Page 126 of Redeeming the Villain

No. No. No. No. No. No.

NO! NO! NO!

This can’t be real; this can’t be happening.

But the longer I stand still and deny it, the longer I’m away from him when he needs me most.

Everything around us shifts into chaos, and my world goes up in flames.

A scream tears through the sound barrier, and it takes me a moment to realize that it’s coming from me. But the moment it clicks, reality snaps back into place.

Glass shards decorate the pavement as I push myself to my feet, my entire body numb. A roar of heat pulses to my right, and I turn my head to it, blinking rapidly to clear my vision.

When I squint my eyes, the orange blur shifts into hungry flames, lapping at the oxygen around the burning car.

What happened?

His purple eyes appear in my mind, and my heart drops. Micah.
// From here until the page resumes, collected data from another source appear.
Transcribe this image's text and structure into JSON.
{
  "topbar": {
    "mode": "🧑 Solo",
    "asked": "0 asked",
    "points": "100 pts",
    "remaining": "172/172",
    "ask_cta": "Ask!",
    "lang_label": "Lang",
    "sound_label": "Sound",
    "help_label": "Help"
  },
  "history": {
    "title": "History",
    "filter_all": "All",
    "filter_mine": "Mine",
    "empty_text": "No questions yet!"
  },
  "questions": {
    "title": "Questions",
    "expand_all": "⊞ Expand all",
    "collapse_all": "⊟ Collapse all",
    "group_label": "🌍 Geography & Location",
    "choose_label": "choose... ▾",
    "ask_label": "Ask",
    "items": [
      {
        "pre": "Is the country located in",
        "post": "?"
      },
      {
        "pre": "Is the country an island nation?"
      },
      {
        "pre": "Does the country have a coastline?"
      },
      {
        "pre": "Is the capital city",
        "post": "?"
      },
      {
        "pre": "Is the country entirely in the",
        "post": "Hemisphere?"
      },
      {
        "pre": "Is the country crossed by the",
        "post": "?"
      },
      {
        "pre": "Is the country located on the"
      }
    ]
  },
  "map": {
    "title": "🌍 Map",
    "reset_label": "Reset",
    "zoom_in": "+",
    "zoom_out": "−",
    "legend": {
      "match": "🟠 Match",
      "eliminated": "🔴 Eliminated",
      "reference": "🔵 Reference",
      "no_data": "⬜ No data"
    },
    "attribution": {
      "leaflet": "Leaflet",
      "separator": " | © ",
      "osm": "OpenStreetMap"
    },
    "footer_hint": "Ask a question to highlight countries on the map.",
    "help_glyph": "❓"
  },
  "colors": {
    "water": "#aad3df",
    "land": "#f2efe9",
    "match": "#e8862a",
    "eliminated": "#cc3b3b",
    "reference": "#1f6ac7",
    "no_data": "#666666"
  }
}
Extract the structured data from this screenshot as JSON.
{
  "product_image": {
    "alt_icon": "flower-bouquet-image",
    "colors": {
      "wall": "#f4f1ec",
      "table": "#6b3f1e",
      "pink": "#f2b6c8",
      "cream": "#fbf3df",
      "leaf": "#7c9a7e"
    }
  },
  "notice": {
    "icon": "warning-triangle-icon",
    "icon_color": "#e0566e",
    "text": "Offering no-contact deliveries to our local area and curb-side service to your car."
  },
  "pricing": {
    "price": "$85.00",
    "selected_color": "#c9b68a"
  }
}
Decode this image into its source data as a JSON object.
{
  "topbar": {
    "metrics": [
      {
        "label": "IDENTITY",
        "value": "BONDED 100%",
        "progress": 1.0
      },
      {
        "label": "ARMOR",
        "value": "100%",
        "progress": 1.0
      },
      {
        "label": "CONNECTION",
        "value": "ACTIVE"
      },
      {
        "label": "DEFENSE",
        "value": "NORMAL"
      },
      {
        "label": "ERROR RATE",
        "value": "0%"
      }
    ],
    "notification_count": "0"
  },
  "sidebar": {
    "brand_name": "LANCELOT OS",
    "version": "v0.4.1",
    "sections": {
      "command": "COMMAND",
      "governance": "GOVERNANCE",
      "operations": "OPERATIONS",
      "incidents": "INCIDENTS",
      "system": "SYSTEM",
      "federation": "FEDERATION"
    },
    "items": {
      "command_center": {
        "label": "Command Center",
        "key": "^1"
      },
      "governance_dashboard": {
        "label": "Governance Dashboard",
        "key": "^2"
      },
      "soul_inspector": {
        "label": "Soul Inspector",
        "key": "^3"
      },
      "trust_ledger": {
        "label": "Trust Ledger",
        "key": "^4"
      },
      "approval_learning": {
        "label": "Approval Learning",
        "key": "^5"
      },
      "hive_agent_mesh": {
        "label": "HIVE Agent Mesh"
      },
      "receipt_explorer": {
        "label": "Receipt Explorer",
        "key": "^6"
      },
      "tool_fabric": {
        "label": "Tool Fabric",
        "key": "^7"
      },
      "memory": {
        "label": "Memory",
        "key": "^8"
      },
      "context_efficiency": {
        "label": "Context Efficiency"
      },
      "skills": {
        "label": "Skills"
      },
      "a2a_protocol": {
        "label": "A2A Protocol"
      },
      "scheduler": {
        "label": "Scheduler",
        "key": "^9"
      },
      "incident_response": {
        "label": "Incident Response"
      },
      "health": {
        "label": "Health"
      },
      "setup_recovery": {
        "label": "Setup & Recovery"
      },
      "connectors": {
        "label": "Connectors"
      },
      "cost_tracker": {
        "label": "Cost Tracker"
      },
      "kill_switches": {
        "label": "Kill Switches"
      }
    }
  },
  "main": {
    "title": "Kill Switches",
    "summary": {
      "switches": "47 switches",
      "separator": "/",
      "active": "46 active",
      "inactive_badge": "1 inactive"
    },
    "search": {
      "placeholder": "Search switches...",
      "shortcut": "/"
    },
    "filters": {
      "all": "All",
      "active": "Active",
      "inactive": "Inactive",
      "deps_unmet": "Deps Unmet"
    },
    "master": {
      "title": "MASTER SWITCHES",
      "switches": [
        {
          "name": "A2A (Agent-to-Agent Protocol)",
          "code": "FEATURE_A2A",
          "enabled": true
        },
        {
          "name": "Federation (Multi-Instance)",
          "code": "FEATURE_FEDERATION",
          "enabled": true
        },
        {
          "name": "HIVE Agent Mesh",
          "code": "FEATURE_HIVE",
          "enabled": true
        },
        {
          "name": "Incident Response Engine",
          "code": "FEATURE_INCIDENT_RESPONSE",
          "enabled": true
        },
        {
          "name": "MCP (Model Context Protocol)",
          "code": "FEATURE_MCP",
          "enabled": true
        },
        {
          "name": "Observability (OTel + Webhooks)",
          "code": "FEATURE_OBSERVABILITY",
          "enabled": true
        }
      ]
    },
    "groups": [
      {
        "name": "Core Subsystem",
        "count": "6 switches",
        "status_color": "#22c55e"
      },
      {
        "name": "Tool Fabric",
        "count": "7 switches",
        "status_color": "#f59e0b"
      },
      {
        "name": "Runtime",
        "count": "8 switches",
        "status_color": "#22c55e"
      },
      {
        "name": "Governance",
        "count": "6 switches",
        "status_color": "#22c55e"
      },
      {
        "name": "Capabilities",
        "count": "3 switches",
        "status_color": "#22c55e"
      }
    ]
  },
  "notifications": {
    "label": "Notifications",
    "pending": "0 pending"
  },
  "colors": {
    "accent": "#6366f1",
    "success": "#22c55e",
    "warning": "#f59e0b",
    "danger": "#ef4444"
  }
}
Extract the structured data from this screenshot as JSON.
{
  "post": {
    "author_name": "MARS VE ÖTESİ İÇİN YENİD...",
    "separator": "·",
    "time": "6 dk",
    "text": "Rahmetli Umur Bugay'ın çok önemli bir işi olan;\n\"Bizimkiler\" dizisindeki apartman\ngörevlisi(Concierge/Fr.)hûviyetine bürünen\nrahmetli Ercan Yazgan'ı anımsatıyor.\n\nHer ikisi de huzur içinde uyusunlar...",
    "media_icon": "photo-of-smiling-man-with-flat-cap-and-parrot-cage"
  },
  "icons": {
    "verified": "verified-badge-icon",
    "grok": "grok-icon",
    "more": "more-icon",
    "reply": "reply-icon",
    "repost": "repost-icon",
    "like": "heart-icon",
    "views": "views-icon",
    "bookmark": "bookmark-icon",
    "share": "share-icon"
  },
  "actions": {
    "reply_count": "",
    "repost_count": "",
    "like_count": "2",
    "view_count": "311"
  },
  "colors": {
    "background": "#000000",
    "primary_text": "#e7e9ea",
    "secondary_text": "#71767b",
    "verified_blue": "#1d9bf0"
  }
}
A wail tears through me, his name a prayer howling through the air around me. “Micah!”

I’m running before I realize it, my legs carrying me to where Micah lies twenty feet away, face down on the pavement. My ragged voice and cries fill the street as I throw myself to the ground beside him.

“Micah! Micah! Micah! Hey, buddy, it’s okay!” I reassure him, gently grabbing his shoulders and rolling him over.

He winces, moaning in pain. “Malik …”

Tears blur my vision as I scoop his head into my lap, and his eyelashes flutter as he looks up at me with wide eyes.

“I’m right here. I’m right here, Micah. Just stay with me.”

I can’t tear my gaze from his. I can’t call out for help. I’m useless. Weak. All I can do is hold him.

Sobs bubble out of me as he lifts his hand and cups my cheek. I mirror his movement, lifting my hand from his chest and resting it on his small jaw.

What is that? Ice cream?

A dribble of something dark falls from the corner of his mouth, and I wipe it with my thumb. It smears across his soft skin, and I gasp as tears stream down my face.

It’s blood.

“Malik?” Micah’s soft voice is somehow even quieter.

“Yeah, buddy?” I ask, sniffling and hyperventilating.

“I’m cold …” His voice shakes as his bottom lip quivers.

Wrapping him up in my arms, I pull him against me, resting his face on my chest, hugging him tightly. “Is this better?”

He nods against me, and I cradle the back of his head with my hand, feeling wetness squish between my fingers.

Rocking back and forth, I soothe him like I used to when he was a baby. “It’s okay. It’s okay. Everything’s going to be okay.” My voice is raw and jagged.

Tilting my head back, I look up at the sky, my face wretched and twisted. “Please, if there’s a god or someone out there …” I heave. “Please don’t take him from me. Please.” Rocking back and forth, I cradle him tighter. “He’s all I have. Please don’t take him. I can’t surive without him.”

Cupping his face, I lean down and press my forehead against his, and my tears fall to his face.

Slamming my eyes closed, I sob. “I love you, Micah. I love you so much. I’m so sorry … I’m so sorry!”